Xiang-Yang Wang is currently a professor with the Multimedia and Information Security Laboratory, School of Computer and Information Technology, Liaoning Normal University, China. His research interests lie in the areas of information security, image processing, pattern recognition, and computer vision. He is the author of two books. He has published over 80 papers in international journals (including IEEE/ACM Transactions) and 25 papers in international conferences and workshops. Mr. Wang is a reviewer for many leading international and national journals and conferences, including IEEE/ACM Transactions.

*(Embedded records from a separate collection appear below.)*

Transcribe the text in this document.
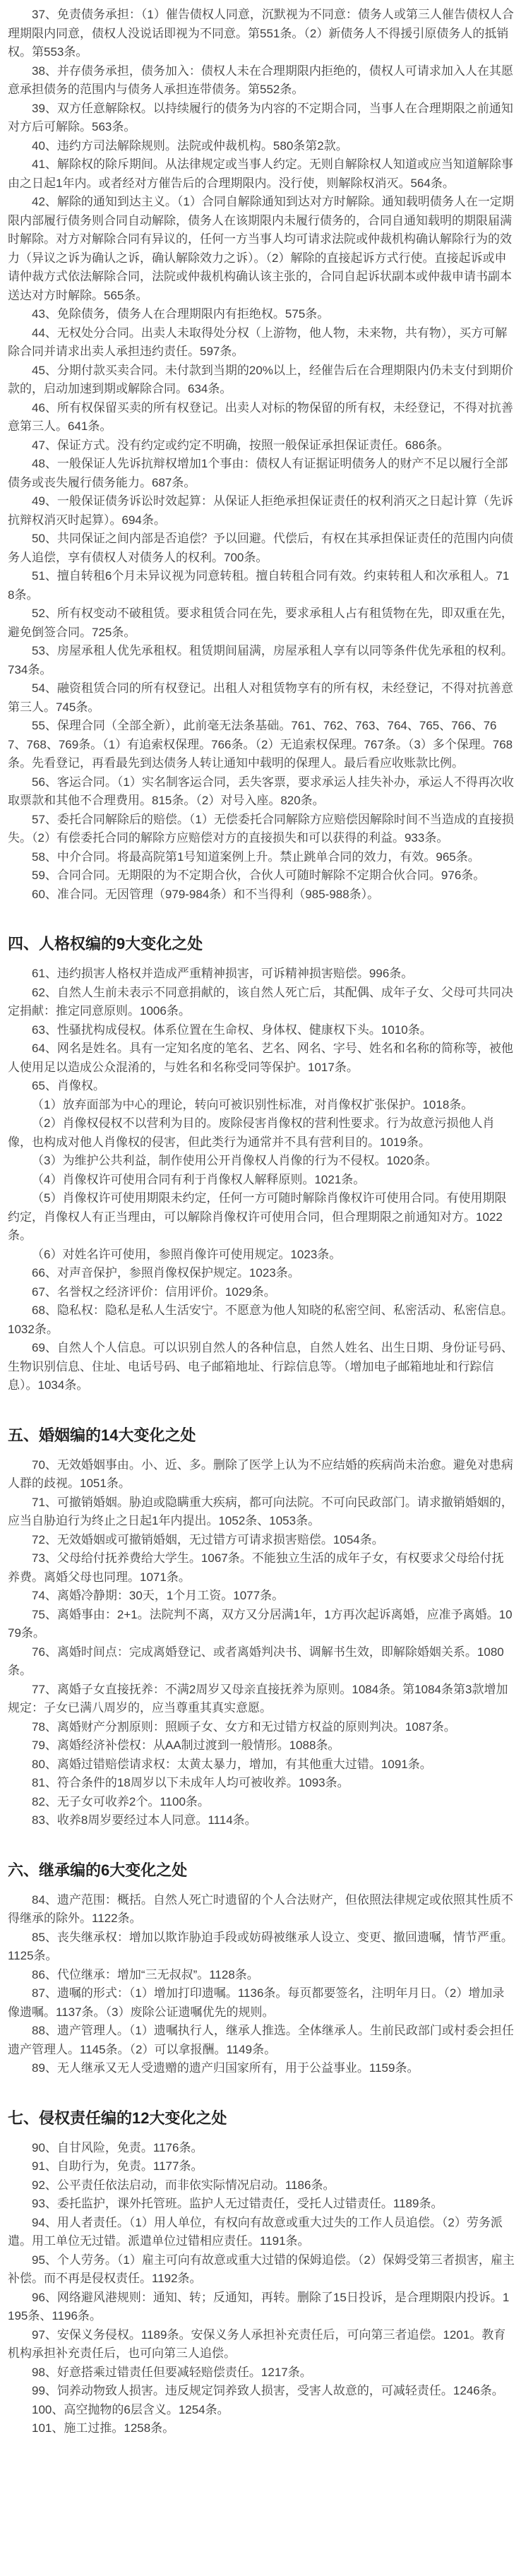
37、免责债务承担：（1）催告债权人同意，沉默视为不同意：债务人或第三人催告债权人合理期限内同意，债权人没说话即视为不同意。第551条。（2）新债务人不得援引原债务人的抵销权。第553条。

38、并存债务承担，债务加入：债权人未在合理期限内拒绝的，债权人可请求加入人在其愿意承担债务的范围内与债务人承担连带债务。第552条。

39、双方任意解除权。以持续履行的债务为内容的不定期合同，当事人在合理期限之前通知对方后可解除。563条。

40、违约方司法解除规则。法院或仲裁机构。580条第2款。

41、解除权的除斥期间。从法律规定或当事人约定。无则自解除权人知道或应当知道解除事由之日起1年内。或者经对方催告后的合理期限内。没行使，则解除权消灭。564条。

42、解除的通知到达主义。（1）合同自解除通知到达对方时解除。通知载明债务人在一定期限内部履行债务则合同自动解除，债务人在该期限内未履行债务的，合同自通知载明的期限届满时解除。对方对解除合同有异议的，任何一方当事人均可请求法院或仲裁机构确认解除行为的效力（异议之诉为确认之诉，确认解除效力之诉）。（2）解除的直接起诉方式行使。直接起诉或申请仲裁方式依法解除合同，法院或仲裁机构确认该主张的，合同自起诉状副本或仲裁申请书副本送达对方时解除。565条。

43、免除债务，债务人在合理期限内有拒绝权。575条。

44、无权处分合同。出卖人未取得处分权（上游物，他人物，未来物，共有物），买方可解除合同并请求出卖人承担违约责任。597条。

45、分期付款买卖合同。未付款到当期的20%以上，经催告后在合理期限内仍未支付到期价款的，启动加速到期或解除合同。634条。

46、所有权保留买卖的所有权登记。出卖人对标的物保留的所有权，未经登记，不得对抗善意第三人。641条。

47、保证方式。没有约定或约定不明确，按照一般保证承担保证责任。686条。

48、一般保证人先诉抗辩权增加1个事由：债权人有证据证明债务人的财产不足以履行全部债务或丧失履行债务能力。687条。

49、一般保证债务诉讼时效起算：从保证人拒绝承担保证责任的权利消灭之日起计算（先诉抗辩权消灭时起算）。694条。

50、共同保证之间内部是否追偿？予以回避。代偿后，有权在其承担保证责任的范围内向债务人追偿，享有债权人对债务人的权利。700条。

51、擅自转租6个月未异议视为同意转租。擅自转租合同有效。约束转租人和次承租人。718条。

52、所有权变动不破租赁。要求租赁合同在先，要求承租人占有租赁物在先，即双重在先，避免倒签合同。725条。

53、房屋承租人优先承租权。租赁期间届满，房屋承租人享有以同等条件优先承租的权利。734条。

54、融资租赁合同的所有权登记。出租人对租赁物享有的所有权，未经登记，不得对抗善意第三人。745条。

55、保理合同（全部全新），此前毫无法条基础。761、762、763、764、765、766、767、768、769条。（1）有追索权保理。766条。（2）无追索权保理。767条。（3）多个保理。768条。先看登记，再看最先到达债务人转让通知中载明的保理人。最后看应收账款比例。

56、客运合同。（1）实名制客运合同，丢失客票，要求承运人挂失补办，承运人不得再次收取票款和其他不合理费用。815条。（2）对号入座。820条。

57、委托合同解除后的赔偿。（1）无偿委托合同解除方应赔偿因解除时间不当造成的直接损失。（2）有偿委托合同的解除方应赔偿对方的直接损失和可以获得的利益。933条。

58、中介合同。将最高院第1号知道案例上升。禁止跳单合同的效力，有效。965条。

59、合同合同。无期限的为不定期合伙，合伙人可随时解除不定期合伙合同。976条。

60、准合同。无因管理（979-984条）和不当得利（985-988条）。

四、人格权编的9大变化之处

61、违约损害人格权并造成严重精神损害，可诉精神损害赔偿。996条。

62、自然人生前未表示不同意捐献的，该自然人死亡后，其配偶、成年子女、父母可共同决定捐献：推定同意原则。1006条。

63、性骚扰构成侵权。体系位置在生命权、身体权、健康权下头。1010条。

64、网名是姓名。具有一定知名度的笔名、艺名、网名、字号、姓名和名称的简称等，被他人使用足以造成公众混淆的，与姓名和名称受同等保护。1017条。

65、肖像权。

（1）放弃面部为中心的理论，转向可被识别性标准，对肖像权扩张保护。1018条。

（2）肖像权侵权不以营利为目的。废除侵害肖像权的营利性要求。行为故意污损他人肖像，也构成对他人肖像权的侵害，但此类行为通常并不具有营利目的。1019条。

（3）为维护公共利益，制作使用公开肖像权人肖像的行为不侵权。1020条。

（4）肖像权许可使用合同有利于肖像权人解释原则。1021条。

（5）肖像权许可使用期限未约定，任何一方可随时解除肖像权许可使用合同。有使用期限约定，肖像权人有正当理由，可以解除肖像权许可使用合同，但合理期限之前通知对方。1022条。

（6）对姓名许可使用，参照肖像许可使用规定。1023条。

66、对声音保护，参照肖像权保护规定。1023条。

67、名誉权之经济评价：信用评价。1029条。

68、隐私权：隐私是私人生活安宁。不愿意为他人知晓的私密空间、私密活动、私密信息。1032条。

69、自然人个人信息。可以识别自然人的各种信息，自然人姓名、出生日期、身份证号码、生物识别信息、住址、电话号码、电子邮箱地址、行踪信息等。（增加电子邮箱地址和行踪信息）。1034条。

五、婚姻编的14大变化之处

70、无效婚姻事由。小、近、多。删除了医学上认为不应结婚的疾病尚未治愈。避免对患病人群的歧视。1051条。

71、可撤销婚姻。胁迫或隐瞒重大疾病，都可向法院。不可向民政部门。请求撤销婚姻的，应当自胁迫行为终止之日起1年内提出。1052条、1053条。

72、无效婚姻或可撤销婚姻，无过错方可请求损害赔偿。1054条。

73、父母给付抚养费给大学生。1067条。不能独立生活的成年子女，有权要求父母给付抚养费。离婚父母也同理。1071条。

74、离婚冷静期：30天，1个月工资。1077条。

75、离婚事由：2+1。法院判不离，双方又分居满1年，1方再次起诉离婚，应准予离婚。1079条。

76、离婚时间点：完成离婚登记、或者离婚判决书、调解书生效，即解除婚姻关系。1080条。

77、离婚子女直接抚养：不满2周岁又母亲直接抚养为原则。1084条。第1084条第3款增加规定：子女已满八周岁的，应当尊重其真实意愿。

78、离婚财产分割原则：照顾子女、女方和无过错方权益的原则判决。1087条。

79、离婚经济补偿权：从AA制过渡到一般情形。1088条。

80、离婚过错赔偿请求权：太黄太暴力，增加，有其他重大过错。1091条。

81、符合条件的18周岁以下未成年人均可被收养。1093条。

82、无子女可收养2个。1100条。

83、收养8周岁要经过本人同意。1114条。

六、继承编的6大变化之处

84、遗产范围：概括。自然人死亡时遗留的个人合法财产，但依照法律规定或依照其性质不得继承的除外。1122条。

85、丧失继承权：增加以欺诈胁迫手段或妨碍被继承人设立、变更、撤回遗嘱，情节严重。1125条。

86、代位继承：增加“三无叔叔”。1128条。

87、遗嘱的形式：（1）增加打印遗嘱。1136条。每页都要签名，注明年月日。（2）增加录像遗嘱。1137条。（3）废除公证遗嘱优先的规则。

88、遗产管理人。（1）遗嘱执行人，继承人推选。全体继承人。生前民政部门或村委会担任遗产管理人。1145条。（2）可以拿报酬。1149条。

89、无人继承又无人受遗赠的遗产归国家所有，用于公益事业。1159条。

七、侵权责任编的12大变化之处

90、自甘风险，免责。1176条。

91、自助行为，免责。1177条。

92、公平责任依法启动，而非依实际情况启动。1186条。

93、委托监护，课外托管班。监护人无过错责任，受托人过错责任。1189条。

94、用人者责任。（1）用人单位，有权向有故意或重大过失的工作人员追偿。（2）劳务派遣。用工单位无过错。派遣单位过错相应责任。1191条。

95、个人劳务。（1）雇主可向有故意或重大过错的保姆追偿。（2）保姆受第三者损害，雇主补偿。而不再是侵权责任。1192条。

96、网络避风港规则：通知、转；反通知，再转。删除了15日投诉，是合理期限内投诉。1195条、1196条。

97、安保义务侵权。1189条。安保义务人承担补充责任后，可向第三者追偿。1201。教育机构承担补充责任后，也可向第三人追偿。

98、好意搭乘过错责任但要减轻赔偿责任。1217条。

99、饲养动物致人损害。违反规定饲养致人损害，受害人故意的，可减轻责任。1246条。

100、高空抛物的6层含义。1254条。

101、施工过推。1258条。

Yong-Wei Li received B.E. degree from the School of Computer and Information Technology, Liaoning Normal University, China, in 2012, where he is currently pursuing his M.S.E. degree. His research interests include image retrieval and signal processing.

Hong-Ying Yang is currently an assistant professor with the School of Computer and Information Technology at the Liaoning Normal University, China. She received her B.E. degree from the Liaoning Normal University, China and her M.S.E. degree from the Dalian Maritime University, China, in 1989 and 2010, respectively. Her research interests include signal processing and communications, and digital multimedia data hiding.

Jing-Wei Chen received B.E. degree from the School of Computer and Information Technology, Liaoning Normal University, China, in 2008, where he is currently pursuing his M.S.E. degree. His research interests include image retrieval and signal processing.